Brenda Nicholson

Is it Wrong if a Ten-Year-Old Decides She’s Going to Hell and She’s OK with That?

True story.

I was raised in a Pentecostal church. Lots of Old Testament preaching. Fire, brimstone, and the threat of hell were in every sermon.

God was someone to be feared; a supreme being who judged you.

As a kid, I didn’t think I was doing so well.

I was an only child, born late in life to two people who didn’t seem to know what to do with me. They certainly hadn’t been prepared for a baby, at least not a living one.

My mom was older and the doctors told her to expect the worst.

Maybe that’s why she was so nervous all the time. And maybe that’s why I had anxiety too.

My dad expected perfection from me, especially in school.

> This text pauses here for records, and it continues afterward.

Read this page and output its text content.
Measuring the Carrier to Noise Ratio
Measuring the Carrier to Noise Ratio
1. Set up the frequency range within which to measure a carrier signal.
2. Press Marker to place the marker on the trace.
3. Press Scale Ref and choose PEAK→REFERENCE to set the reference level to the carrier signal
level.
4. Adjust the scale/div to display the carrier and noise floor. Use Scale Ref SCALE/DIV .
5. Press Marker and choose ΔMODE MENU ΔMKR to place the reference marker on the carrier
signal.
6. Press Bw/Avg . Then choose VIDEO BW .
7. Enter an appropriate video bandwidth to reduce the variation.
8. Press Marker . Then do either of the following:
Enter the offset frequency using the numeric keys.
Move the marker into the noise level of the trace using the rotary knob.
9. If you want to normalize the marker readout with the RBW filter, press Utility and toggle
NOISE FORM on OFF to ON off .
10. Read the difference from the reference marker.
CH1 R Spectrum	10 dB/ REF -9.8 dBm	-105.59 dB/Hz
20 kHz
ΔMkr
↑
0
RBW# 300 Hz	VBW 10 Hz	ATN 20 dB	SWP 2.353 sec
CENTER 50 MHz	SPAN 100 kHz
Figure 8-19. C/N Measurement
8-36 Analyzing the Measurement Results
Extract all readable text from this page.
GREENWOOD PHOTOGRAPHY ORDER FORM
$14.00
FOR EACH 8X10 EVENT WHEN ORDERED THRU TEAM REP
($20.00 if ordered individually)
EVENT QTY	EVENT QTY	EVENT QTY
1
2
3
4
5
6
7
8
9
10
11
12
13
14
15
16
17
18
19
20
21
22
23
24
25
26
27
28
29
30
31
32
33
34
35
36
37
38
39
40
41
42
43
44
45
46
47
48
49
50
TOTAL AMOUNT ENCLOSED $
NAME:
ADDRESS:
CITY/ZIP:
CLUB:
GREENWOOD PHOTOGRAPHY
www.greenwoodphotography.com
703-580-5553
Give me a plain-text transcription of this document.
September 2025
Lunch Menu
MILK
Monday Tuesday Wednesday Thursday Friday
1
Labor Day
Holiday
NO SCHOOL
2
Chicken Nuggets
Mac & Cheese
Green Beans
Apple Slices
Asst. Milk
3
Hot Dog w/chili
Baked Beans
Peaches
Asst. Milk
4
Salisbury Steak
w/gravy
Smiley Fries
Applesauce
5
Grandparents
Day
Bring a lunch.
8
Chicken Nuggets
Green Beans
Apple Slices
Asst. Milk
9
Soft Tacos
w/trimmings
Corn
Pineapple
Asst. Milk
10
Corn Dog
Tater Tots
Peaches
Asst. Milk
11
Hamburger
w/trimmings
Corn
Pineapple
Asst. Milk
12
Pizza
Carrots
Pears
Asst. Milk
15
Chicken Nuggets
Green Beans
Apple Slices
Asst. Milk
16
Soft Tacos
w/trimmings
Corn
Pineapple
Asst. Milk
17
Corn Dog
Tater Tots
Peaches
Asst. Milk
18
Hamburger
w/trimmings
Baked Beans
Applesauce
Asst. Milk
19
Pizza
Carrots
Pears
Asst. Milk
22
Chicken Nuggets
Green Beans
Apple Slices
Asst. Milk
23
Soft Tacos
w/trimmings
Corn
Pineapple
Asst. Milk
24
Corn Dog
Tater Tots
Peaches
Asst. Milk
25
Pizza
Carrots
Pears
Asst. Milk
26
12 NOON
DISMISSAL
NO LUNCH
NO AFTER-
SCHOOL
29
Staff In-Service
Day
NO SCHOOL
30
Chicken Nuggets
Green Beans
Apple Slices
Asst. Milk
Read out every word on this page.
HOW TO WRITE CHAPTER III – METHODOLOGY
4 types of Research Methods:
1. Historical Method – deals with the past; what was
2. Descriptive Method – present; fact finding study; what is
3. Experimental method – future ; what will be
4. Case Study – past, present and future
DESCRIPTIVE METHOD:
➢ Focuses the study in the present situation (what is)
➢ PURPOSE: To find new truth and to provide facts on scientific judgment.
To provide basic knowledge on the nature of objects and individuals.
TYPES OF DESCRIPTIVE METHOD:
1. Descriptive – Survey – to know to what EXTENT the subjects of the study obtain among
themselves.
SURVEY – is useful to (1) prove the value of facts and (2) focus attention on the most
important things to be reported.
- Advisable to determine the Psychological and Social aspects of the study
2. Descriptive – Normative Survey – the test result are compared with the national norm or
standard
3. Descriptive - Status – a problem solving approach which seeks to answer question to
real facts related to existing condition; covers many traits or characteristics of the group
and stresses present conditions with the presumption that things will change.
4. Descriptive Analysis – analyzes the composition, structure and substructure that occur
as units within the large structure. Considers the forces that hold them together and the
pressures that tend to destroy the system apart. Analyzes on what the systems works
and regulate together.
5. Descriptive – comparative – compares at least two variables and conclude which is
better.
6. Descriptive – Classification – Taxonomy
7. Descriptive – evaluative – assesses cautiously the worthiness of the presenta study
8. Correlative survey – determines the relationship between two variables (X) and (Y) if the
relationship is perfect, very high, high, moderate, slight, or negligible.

A report card with almost all A’s (and one B) was unacceptable. There would be a lecture regarding the lesser grade, but no mention of the others.

I distinctly remember coming home from church one Sunday afternoon and going into my bedroom to change.

I can recall standing at my dresser, putting things away, and thinking about going to hell.

In my ten-year-old mind, the thought of hell at the end of my life was preferable to living each day trying to be perfect and failing.

I knew that there was no pleasing my dad and I couldn’t be good enough for God either.

I didn’t want to live the rest of my life under that kind of pressure. So I decided not to.

That’s a huge decision for a young child, but I’ve never regretted it.